Cut the dose down by half, and see if it makes a difference. If that doesn't make any appreciable difference, cut it in half again. Repeat until there is an appreciable difference, then return to the the previous quantity.
This was recommended by the lecturer in my surface chemistry class when were in the portion of class dealing with soaps and detergents. He had industrial experience working in a consumer products soap and detergent plant, and was shaking his head when he was talking about how those recommended quantities were developed.
 
There's more of gravy than grave about you, whatever you are!" - Scrooge, referring to Marley's ghost which he believes is a hallucination from food poisoning
Charles Dickens

images.jpg
 
I suspect the main purpose of expiration dates is to take the company off the hook after a reasonable period following sale of the item.

-- Alan Cole, McLean (Fairfax County), Virginia, USA.​
 
I suspect the main purpose of expiration dates is to take the company off the hook after a reasonable period following sale of the item.
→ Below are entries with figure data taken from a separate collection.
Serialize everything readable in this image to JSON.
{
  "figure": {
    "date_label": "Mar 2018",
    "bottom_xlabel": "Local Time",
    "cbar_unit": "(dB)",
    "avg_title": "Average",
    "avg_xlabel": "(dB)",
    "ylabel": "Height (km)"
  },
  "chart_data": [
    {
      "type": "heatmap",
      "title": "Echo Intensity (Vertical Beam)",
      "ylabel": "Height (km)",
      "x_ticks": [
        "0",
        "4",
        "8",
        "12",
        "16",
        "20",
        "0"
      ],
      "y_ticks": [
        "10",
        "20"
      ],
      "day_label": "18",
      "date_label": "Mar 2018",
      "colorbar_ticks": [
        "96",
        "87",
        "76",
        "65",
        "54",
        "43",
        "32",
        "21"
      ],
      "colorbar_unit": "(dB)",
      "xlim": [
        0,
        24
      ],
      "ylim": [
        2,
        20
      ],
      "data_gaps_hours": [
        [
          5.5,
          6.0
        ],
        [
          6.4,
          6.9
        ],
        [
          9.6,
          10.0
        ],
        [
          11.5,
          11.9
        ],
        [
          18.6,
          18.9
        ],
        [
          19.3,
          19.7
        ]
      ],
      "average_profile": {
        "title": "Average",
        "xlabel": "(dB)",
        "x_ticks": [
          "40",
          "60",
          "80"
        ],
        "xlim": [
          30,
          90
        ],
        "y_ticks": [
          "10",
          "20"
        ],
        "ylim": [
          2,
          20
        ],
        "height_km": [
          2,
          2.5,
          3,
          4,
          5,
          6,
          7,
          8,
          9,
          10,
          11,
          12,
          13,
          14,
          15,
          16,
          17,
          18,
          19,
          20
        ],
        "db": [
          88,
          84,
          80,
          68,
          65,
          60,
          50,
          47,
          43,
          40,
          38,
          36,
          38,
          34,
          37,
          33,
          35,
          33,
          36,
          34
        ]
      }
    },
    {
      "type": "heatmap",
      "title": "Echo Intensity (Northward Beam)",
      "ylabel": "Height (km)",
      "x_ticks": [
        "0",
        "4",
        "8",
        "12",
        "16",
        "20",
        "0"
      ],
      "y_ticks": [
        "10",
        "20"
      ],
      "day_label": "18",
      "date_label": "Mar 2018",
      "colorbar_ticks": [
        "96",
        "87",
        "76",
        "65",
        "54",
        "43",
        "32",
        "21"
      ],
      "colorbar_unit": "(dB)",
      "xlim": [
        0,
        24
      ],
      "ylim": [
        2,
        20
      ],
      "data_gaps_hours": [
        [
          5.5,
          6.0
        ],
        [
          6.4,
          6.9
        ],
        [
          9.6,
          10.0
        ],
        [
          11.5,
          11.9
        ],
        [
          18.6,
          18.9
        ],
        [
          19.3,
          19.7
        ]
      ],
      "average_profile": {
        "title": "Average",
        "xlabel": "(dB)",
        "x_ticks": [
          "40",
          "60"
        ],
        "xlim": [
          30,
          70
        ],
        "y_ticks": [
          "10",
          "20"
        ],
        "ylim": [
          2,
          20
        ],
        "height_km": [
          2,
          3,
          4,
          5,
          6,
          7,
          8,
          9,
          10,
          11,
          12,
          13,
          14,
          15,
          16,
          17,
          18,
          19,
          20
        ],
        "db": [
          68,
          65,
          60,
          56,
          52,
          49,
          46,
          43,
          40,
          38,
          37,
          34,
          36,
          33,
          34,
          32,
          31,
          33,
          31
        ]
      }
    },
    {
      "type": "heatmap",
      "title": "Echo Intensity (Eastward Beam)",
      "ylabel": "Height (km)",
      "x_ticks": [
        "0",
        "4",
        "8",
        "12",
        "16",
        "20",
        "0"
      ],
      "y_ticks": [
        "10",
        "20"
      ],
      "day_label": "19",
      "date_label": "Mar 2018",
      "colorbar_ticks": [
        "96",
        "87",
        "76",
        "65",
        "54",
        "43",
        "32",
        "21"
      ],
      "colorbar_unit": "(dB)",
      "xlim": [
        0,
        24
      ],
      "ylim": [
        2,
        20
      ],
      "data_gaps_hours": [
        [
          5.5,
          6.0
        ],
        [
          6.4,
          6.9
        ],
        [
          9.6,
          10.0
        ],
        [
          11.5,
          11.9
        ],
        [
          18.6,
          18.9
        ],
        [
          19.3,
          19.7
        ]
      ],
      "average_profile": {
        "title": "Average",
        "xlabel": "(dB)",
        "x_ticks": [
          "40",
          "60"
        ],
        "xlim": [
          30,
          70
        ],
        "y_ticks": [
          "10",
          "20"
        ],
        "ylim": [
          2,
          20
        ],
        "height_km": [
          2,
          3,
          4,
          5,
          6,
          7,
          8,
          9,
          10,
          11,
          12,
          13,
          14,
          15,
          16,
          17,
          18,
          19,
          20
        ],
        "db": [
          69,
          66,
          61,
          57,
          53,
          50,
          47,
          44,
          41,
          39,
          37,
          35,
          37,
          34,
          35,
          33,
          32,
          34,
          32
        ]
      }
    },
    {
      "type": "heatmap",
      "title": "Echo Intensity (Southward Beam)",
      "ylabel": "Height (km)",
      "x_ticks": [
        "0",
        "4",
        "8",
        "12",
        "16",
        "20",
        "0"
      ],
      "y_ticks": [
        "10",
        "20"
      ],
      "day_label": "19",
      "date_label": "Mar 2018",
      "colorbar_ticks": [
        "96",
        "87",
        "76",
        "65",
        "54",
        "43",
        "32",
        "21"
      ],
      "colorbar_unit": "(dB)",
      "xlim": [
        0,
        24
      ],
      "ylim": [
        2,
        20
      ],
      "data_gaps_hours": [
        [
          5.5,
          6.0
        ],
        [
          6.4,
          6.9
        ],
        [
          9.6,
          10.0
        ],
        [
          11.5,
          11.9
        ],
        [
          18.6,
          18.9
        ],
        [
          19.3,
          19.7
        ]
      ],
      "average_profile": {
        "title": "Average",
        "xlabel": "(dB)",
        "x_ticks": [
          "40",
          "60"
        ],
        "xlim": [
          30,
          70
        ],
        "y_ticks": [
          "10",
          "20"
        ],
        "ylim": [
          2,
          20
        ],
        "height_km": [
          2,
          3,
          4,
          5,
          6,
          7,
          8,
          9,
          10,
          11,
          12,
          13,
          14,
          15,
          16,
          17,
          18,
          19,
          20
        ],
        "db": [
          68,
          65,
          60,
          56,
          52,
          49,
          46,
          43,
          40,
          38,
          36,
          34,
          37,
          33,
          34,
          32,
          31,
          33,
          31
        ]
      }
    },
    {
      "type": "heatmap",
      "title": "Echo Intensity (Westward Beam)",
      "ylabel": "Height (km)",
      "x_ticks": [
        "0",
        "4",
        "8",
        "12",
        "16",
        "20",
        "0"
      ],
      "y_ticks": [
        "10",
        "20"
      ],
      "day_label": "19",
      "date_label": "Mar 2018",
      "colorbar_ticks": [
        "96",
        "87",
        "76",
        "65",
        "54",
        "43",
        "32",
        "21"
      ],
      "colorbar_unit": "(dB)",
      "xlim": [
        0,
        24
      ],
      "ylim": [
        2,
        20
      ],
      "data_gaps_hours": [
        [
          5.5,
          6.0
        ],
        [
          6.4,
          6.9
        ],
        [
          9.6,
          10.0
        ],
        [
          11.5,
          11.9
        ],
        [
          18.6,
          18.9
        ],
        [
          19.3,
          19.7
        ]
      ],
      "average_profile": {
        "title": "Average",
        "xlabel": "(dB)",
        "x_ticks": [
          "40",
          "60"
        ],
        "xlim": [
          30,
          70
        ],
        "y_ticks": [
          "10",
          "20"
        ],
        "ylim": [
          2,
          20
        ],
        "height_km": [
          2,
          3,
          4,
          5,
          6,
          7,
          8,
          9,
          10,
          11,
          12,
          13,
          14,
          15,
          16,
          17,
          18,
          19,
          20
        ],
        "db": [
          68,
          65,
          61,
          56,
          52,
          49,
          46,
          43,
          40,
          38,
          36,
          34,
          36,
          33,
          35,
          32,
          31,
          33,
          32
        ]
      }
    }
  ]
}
In the case of milk in Hawaii, sometimes it's spoiled in the refrigerator at the store. That's what happens when food is shipped on barges and then hauled on trucks. The store clerks aren't going to temp the jugs of milk. (Hint: place the thermometer between two plastic jugs, clerks.) So occasionally my wife buys milk and it comes out of the jug with the consistency of runny cottage cheese.

I dislike US milk. I won't drink it. So this problem doesn't affect me. My wife drinks enough of it that she should star in the remake of A Clockwork Orange.
 
Pop, soda, etc., starts tasting pretty bad after the expiration date.

Yogurt, I ignore the date. Canned goods, kind of annoying that some people throw them out after they "expire." My kids are guilty of that. I told every one of our kids that canned goods don't expire and dates are new on those cans. It's just a weird thing, throwing out good food because it's supposedly expired.
 
Pop, soda, etc., starts tasting pretty bad after the expiration date.
I agree if you are talking about diet soda, but regular soda tastes fine for a long time after the expiration date, especially if it is in cans vs. plastic bottles.